Omdat Databricks Assistant uw gespreksgeschiedenis gebruikt om betere en nauwkeurigere antwoorden te geven, kunt u Databricks Assistant vragen om de uitvoer van een vorig antwoord te wijzigen zonder de hele prompt opnieuw te hoeven schrijven. Gebruik de chatgeschiedenis van assistent om dataframes iteratief op te schonen, te verkennen, te filteren en te segmenteren in het deelvenster Assistent.

Help de assistent met gegevenssets te werken

De assistent heeft toegang tot de context van de tabellen waarmee u werkt. Hier volgen enkele dingen die u kunt doen om het beter te laten reageren bij het werken met gegevenssets:

  • Wanneer u naar een tabel zoekt, gebruikt u de prompt 'Tabellen zoeken' of de opdracht /findTables voor betere antwoorden. Bijvoorbeeld 'Tabellen zoeken die betrekking hebben op NFL-games'.

  • Gebruik @<table-name> dit om te verwijzen naar een specifieke tabel in een prompt. De assistent past de antwoorden aan om die tabel te gebruiken.

  • Wanneer u kolommen in een DataFrame selecteert, kunt u nauwkeurigere resultaten krijgen door een beginquery op te geven. Geef bijvoorbeeld een instructie op zoals SELECT * FROM <table_name>. Hierdoor kan Databricks Assistant de kolomnamen ophalen en hoeft u niet te raden.

  • Als u conversies van kolomgegevenstypen moet gebruiken om een bewerking uit te voeren, moet u mogelijk details opgeven.
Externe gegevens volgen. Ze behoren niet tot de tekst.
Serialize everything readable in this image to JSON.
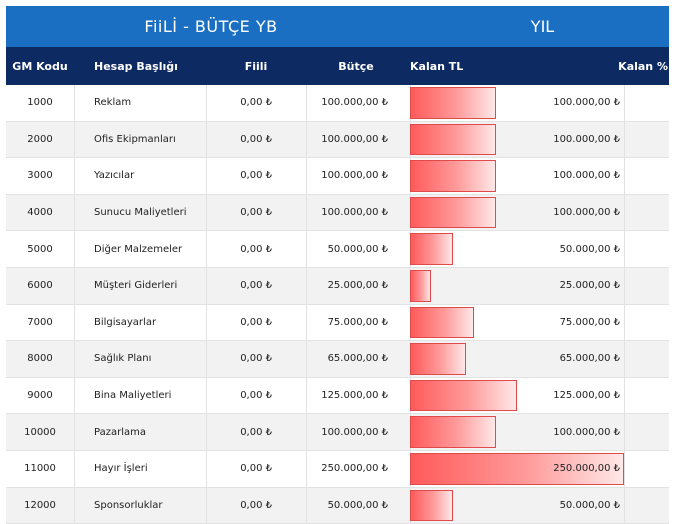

Bijvoorbeeld: 'Converteer deze code van pandas naar PySpark, inclusief de code die nodig is om het Pandas DataFrame te converteren naar een PySpark DataFrame en het gegevenstype van kolomverloop te wijzigen van booleaans naar geheel getal'.

  • Documenttabellen en -kolommen in Unity Catalog. Zie Door AI gegenereerde opmerkingen toevoegen aan Unity Catalog-objecten. Hierdoor krijgt de Assistent meer context over de gegevens. Gebruik tabel- of kolomopmerkingen in Catalog Explorer om een regel met voorbeeldgegevens toe te voegen. Stel dat de hoogtekolom de notatie heeft feet-inches. Voeg een opmerking toe, zoals 'De kolom hoogte heeft een tekenreeksindeling en wordt gescheiden door een afbreekstreepje' om de gegevens te interpreteren. Voorbeeld: '6-2'. Zie Opmerkingen toevoegen aan gegevens en AI-assets voor informatie over tabel- en kolomopmerkingen.

Code bewerken en uitvoeren in het chatvenster van Databricks Assistant

Voer code uit in het deelvenster Assistent om deze te valideren of als kladblok te gebruiken. Als u code wilt uitvoeren, klikt u op het pictogram Code uitvoeren in de linkerbovenhoek van het codevak in het deelvenster Assistent.

In de onderstaande tabbladen ziet u voorbeelden voor Python- en SQL-code:

Python

Python-code uitvoeren in het deelvenster Assistent.

SQL

VOER SQL-code uit in het deelvenster Assistent.

Wanneer u code uitvoert in het deelvenster Assistent, wordt de uitvoer weergegeven en worden de variabelen bruikbaar in het notebook.

U kunt ook de code bewerken die Databricks Assistant rechtstreeks in het chatvak Assistent genereert voordat u de code naar het notebook verplaatst.

Test codefragmenten door ze uit te voeren in het deelvenster Assistent.

Gebruiken Shift + Enter om een nieuwe regel toe te voegen in het chattekstvak

Hiermee Shift + Enter voegt u een nieuwe regel toe aan het tekstvak Assistentchat. Hierdoor kunt u uw berichten eenvoudig opmaken en ordenen in Databricks Assistant.

Celacties gebruiken in een notitieblok

Celacties omvatten snelkoppelingen naar algemene taken, zoals documenteren (opmerkingen), corrigeren en uitleggen van code.

/doc cel actie vraagt Assistent om commentaar van de code.